Y. Zhang, A. Noy 2017
Two new studies in Science demonstrate potentially groundbreaking applications for carbon nanotubes: filtering water even better than nature itself, and harnessing energy from ocean waves.
Why it matters: Until now, efforts to capture energy from things that are constantly moving in nature (e.g. waves or the human body) and convert it into electricity has been limited to tiny circuits with small currents of electricity. Carbon nanotubes could allow natural sources of energy to be efficiently tapped because their atomic bonds are so strong and can be stretched and twisted into bigger structures.
What they're made of: carbon engineered at the nanoscale level. The nanotubes are 10,000 times finer than a human hair. The bonding between the carbon atoms is also extraordinarily strong – which is why researchers have tested them for so many different applications. Scientists had high hopes, for instance, that carbon nanotubes could create an elevator to space, until studies in 2016 showed that such a massive structure would likely create too many critical weak points.
The new research:
- In one study, researchers compared the water-filtering potential of different sized carbon nanotubes against biological proteins — the carbon nanotubes effectively filtered water six times better than the proteins."The results could pave the way to new water filtration systems, at a time when demands for fresh water pose a global threat to sustainable development," the researchers wrote.

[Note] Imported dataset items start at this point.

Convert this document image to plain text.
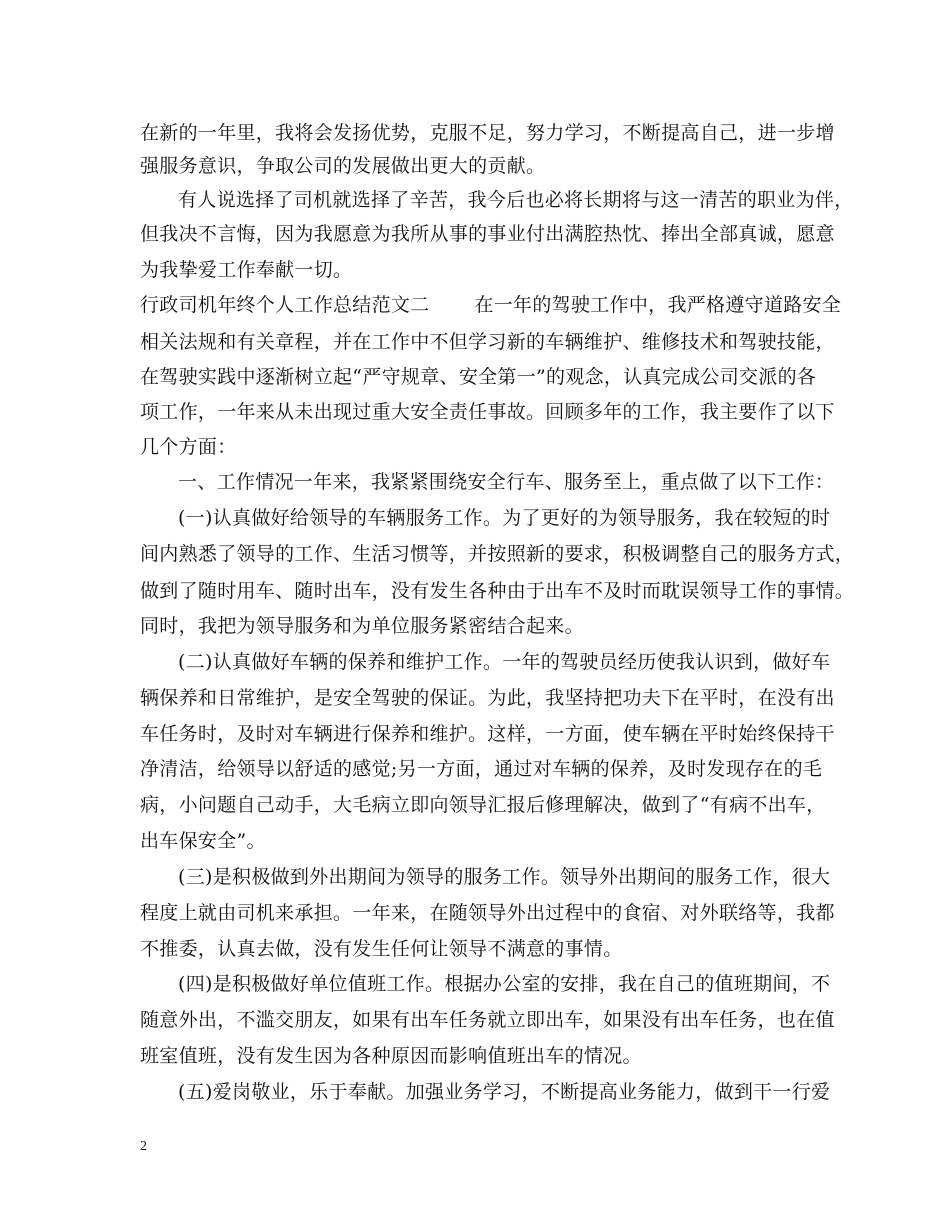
在新的一年里，我将会发扬优势，克服不足，努力学习，不断提高自己，进一步增
强服务意识，争取公司的发展做出更大的贡献。
有人说选择了司机就选择了辛苦，我今后也必将长期将与这一清苦的职业为伴，
但我决不言悔，因为我愿意为我所从事的事业付出满腔热忱、捧出全部真诚，愿意
为我挚爱工作奉献一切。
行政司机年终个人工作总结范文二 　　在一年的驾驶工作中，我严格遵守道路安全
相关法规和有关章程，并在工作中不但学习新的车辆维护、维修技术和驾驶技能，
在驾驶实践中逐渐树立起“严守规章、安全第一”的观念，认真完成公司交派的各
项工作，一年来从未出现过重大安全责任事故。回顾多年的工作，我主要作了以下
几个方面：
一、工作情况一年来，我紧紧围绕安全行车、服务至上，重点做了以下工作：
(一)认真做好给领导的车辆服务工作。为了更好的为领导服务，我在较短的时
间内熟悉了领导的工作、生活习惯等，并按照新的要求，积极调整自己的服务方式，
做到了随时用车、随时出车，没有发生各种由于出车不及时而耽误领导工作的事情。
同时，我把为领导服务和为单位服务紧密结合起来。
(二)认真做好车辆的保养和维护工作。一年的驾驶员经历使我认识到，做好车
辆保养和日常维护，是安全驾驶的保证。为此，我坚持把功夫下在平时，在没有出
车任务时，及时对车辆进行保养和维护。这样，一方面，使车辆在平时始终保持干
净清洁，给领导以舒适的感觉;另一方面，通过对车辆的保养，及时发现存在的毛
病，小问题自己动手，大毛病立即向领导汇报后修理解决，做到了“有病不出车，
出车保安全”。
(三)是积极做到外出期间为领导的服务工作。领导外出期间的服务工作，很大
程度上就由司机来承担。一年来，在随领导外出过程中的食宿、对外联络等，我都
不推委，认真去做，没有发生任何让领导不满意的事情。
(四)是积极做好单位值班工作。根据办公室的安排，我在自己的值班期间，不
随意外出，不滥交朋友，如果有出车任务就立即出车，如果没有出车任务，也在值
班室值班，没有发生因为各种原因而影响值班出车的情况。
(五)爱岗敬业，乐于奉献。加强业务学习，不断提高业务能力，做到干一行爱
2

- A second set of experiments has equally important implications for self-powered devices. Researchers twisted nanosheets of carbon so tightly they formed coils that, like a spring, were able to store and transfer energy. They found the twisted nanotubes' were able to harvest energy from ocean waves (a 10-cm-long device had an average output power of 1.79 mW). They also showed it could convert mechanical energy into electricity in self-powered devices (like a shirt that has carbon nanotubes sewn into it and uses the natural process of breathing to continuously convert mechanical energy into electricity).